Une relation choyée par le président russe qui cherche des partenaires pour contrer l'influence de l'Union européenne.

Le conflit entre Budapest et le Parlement européen après le vote sanction de la semaine dernière, fait plus que jamais de la Hongrie, la candidate idéale.

Cerise sur le gâteau : Viktor Orbán fait partie de ces politiciens - avec Matteo Salvini (Liga), Hainz-Christian Strache (ÖVP) ou Marine Le Pen (Rassemblement National) - qui réclament la levée des sanctions contre la Russie.

"Aujourd'hui, de très nombreuses forces politiques en Europe se tournent vers la Russie, cherchant en elle une sorte d'alternative à cette idéologie mondialiste, non seulement la Hongrie, mais aussi une partie de la société française, en Allemagne, en Italie souligne Andrey Sidorov de l'Université de Moscou. Mais la Hongrie a été constante dans la poursuite de sa politique de défense de ses intérêts nationaux. Pour la Russie, c'est très important, car nous défendons aussi nos intérêts nationaux".

Plus qu'un partenaire, la Hongrie est considérée par l'analyste politique hongrois Péter Krekó comme un moyen pour Moscou d'arriver à ses fins : "Naturellement, la Russie et la Hongrie entretiennent des relations très asymétriques. Comme l'a fait remarquer un jour l'agence de presse russe Spoutnik, la Hongrie et Viktor Orbán servent de bélier dans les mains de Moscou et de Poutine contre les sanctions européennes et l'Union européenne. Un bélier est rarement un partenaire égal lors de négociations."

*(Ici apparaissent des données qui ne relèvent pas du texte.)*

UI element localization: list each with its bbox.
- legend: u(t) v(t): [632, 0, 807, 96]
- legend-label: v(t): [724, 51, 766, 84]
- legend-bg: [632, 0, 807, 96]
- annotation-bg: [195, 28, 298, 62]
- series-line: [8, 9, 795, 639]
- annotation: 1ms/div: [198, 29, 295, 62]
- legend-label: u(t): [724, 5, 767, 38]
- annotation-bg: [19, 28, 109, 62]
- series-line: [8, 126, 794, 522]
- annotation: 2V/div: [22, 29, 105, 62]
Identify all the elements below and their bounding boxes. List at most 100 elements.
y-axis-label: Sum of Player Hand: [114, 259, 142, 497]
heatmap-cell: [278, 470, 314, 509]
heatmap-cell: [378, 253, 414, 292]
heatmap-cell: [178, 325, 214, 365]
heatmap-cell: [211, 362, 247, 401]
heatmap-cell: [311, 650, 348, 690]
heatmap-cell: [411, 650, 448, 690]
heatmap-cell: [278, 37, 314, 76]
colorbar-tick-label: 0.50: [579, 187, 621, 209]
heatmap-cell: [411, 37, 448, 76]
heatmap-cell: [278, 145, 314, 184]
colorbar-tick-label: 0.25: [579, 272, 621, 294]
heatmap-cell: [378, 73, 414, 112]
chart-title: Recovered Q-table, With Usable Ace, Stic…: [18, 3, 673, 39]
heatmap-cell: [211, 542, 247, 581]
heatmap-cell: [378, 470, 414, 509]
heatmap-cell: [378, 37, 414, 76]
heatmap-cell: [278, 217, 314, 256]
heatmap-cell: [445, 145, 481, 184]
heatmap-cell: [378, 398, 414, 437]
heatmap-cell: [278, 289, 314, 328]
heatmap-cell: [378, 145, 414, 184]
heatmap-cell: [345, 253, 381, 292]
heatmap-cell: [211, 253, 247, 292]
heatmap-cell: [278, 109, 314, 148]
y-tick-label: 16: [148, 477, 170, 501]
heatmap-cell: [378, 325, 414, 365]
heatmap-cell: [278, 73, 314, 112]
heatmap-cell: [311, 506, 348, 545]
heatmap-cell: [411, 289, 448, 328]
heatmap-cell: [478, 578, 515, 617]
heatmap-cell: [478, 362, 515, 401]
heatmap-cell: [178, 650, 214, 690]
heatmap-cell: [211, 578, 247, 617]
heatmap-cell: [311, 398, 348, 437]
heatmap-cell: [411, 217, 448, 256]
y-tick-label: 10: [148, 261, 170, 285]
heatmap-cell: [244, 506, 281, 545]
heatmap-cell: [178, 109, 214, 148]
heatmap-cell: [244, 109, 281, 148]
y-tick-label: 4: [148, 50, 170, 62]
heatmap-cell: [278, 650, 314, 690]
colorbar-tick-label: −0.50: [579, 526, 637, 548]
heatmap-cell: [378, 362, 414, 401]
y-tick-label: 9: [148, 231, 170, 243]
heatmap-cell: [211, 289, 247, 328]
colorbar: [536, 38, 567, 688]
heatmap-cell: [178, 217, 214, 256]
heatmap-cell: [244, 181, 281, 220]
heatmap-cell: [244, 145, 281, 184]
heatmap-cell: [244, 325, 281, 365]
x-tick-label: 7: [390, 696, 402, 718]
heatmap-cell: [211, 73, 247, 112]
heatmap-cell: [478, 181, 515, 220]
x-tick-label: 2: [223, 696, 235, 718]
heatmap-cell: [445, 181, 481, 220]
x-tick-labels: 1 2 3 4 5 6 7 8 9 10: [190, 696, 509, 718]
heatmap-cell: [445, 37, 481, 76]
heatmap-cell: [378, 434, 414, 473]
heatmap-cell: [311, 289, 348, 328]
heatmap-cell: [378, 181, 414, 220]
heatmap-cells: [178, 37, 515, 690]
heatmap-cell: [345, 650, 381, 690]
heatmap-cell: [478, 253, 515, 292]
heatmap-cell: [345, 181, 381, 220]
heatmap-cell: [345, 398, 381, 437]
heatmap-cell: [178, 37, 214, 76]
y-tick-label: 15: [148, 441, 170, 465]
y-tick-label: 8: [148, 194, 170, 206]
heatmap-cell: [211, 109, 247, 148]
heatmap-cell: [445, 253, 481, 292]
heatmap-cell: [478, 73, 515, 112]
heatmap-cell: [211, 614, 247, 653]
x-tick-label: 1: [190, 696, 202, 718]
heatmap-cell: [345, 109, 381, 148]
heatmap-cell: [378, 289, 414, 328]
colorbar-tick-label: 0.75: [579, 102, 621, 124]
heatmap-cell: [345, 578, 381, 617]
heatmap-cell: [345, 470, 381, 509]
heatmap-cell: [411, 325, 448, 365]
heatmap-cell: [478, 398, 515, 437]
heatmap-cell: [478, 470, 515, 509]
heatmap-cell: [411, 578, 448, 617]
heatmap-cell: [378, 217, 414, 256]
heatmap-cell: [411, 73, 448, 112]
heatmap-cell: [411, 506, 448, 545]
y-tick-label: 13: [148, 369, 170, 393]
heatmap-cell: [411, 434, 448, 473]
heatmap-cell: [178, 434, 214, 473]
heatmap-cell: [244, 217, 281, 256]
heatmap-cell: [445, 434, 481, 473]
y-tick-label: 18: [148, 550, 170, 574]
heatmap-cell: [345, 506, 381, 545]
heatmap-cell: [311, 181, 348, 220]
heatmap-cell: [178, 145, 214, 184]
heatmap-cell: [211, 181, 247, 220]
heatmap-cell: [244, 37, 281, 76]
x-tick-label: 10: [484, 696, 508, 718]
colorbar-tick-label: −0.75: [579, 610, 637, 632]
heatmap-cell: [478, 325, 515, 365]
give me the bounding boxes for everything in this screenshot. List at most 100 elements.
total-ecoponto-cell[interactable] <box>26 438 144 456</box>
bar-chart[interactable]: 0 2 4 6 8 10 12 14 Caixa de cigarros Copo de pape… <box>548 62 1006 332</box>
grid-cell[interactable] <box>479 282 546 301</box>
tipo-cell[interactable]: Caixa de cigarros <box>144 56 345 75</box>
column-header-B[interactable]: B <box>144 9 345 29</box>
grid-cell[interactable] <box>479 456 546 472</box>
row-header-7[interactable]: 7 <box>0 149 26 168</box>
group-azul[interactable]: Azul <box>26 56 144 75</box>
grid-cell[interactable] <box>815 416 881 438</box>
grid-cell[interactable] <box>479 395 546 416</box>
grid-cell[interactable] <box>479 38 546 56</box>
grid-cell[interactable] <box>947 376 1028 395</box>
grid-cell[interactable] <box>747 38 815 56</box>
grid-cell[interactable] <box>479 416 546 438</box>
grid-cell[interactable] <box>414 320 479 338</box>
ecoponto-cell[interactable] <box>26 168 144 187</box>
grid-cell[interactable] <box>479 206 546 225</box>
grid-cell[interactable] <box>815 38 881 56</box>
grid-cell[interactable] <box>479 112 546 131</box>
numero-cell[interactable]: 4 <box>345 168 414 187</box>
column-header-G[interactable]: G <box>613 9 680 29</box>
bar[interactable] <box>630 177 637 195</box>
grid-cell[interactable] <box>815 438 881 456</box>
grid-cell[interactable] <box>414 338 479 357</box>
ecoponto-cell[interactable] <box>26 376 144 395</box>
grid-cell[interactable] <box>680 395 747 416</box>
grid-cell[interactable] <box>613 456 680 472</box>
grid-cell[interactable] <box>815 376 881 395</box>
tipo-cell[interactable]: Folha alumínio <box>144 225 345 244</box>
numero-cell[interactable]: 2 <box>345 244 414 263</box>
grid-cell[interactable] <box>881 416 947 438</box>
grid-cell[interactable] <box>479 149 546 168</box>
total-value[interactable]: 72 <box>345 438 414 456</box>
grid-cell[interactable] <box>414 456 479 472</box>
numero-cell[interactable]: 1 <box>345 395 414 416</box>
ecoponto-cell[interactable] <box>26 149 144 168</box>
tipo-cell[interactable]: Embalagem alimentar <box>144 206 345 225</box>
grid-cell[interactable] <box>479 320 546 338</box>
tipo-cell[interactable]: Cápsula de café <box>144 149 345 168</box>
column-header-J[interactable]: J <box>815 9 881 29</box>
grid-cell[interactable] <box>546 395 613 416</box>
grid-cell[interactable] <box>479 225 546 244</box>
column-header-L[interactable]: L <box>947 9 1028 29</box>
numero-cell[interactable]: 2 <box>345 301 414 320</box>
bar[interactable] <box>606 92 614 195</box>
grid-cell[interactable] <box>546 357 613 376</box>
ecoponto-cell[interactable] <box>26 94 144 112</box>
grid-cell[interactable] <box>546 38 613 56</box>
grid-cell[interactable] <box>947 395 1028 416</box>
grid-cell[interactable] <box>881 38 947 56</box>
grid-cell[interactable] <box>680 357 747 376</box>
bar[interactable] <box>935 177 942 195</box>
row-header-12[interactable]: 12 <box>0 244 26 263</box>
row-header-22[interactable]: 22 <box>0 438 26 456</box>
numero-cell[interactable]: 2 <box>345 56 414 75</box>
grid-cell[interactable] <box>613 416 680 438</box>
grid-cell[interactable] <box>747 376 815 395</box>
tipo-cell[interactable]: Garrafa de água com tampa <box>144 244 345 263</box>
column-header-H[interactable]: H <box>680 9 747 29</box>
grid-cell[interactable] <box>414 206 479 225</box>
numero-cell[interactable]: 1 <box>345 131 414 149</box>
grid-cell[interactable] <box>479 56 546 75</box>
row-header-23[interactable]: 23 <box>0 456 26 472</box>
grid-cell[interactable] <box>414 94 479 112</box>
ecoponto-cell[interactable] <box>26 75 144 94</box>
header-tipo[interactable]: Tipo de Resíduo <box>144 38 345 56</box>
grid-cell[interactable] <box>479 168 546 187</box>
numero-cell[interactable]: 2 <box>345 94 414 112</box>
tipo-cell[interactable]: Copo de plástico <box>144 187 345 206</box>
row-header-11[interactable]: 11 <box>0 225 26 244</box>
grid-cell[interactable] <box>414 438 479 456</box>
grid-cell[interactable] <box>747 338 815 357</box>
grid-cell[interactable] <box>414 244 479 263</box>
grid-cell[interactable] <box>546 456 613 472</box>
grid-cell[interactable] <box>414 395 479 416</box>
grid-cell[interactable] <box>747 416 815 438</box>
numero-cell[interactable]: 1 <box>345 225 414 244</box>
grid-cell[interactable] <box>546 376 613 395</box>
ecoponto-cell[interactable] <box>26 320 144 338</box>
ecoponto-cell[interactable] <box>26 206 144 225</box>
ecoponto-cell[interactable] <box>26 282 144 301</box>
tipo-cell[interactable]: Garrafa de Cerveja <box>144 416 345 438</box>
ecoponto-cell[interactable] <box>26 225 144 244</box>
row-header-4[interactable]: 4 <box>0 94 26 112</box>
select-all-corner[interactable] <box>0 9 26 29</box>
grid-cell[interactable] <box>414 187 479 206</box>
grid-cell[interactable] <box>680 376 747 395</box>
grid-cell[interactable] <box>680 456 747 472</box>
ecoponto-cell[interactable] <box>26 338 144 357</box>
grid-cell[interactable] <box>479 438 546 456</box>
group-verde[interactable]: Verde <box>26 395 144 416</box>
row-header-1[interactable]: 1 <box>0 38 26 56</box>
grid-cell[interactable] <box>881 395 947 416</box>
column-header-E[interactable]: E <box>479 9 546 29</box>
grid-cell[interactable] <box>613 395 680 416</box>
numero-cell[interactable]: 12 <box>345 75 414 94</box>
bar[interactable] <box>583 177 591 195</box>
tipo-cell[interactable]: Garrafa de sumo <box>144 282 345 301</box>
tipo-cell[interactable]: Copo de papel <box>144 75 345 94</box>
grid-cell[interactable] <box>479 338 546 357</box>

La Russie a d'ores et déjà tissé des liens économiques avec la Hongrie en lui accordant un prêt de 10 milliards d'euros pour la construction de la centrale nucléaire Paks 2.

La Hongrie est également "utile" pour Moscou car elle s'oppose aux aspirations euro-atlantiques de l'Ukraine et aussi parce que Kiev a limité l'utilisation de la langue hongroise dans les écoles.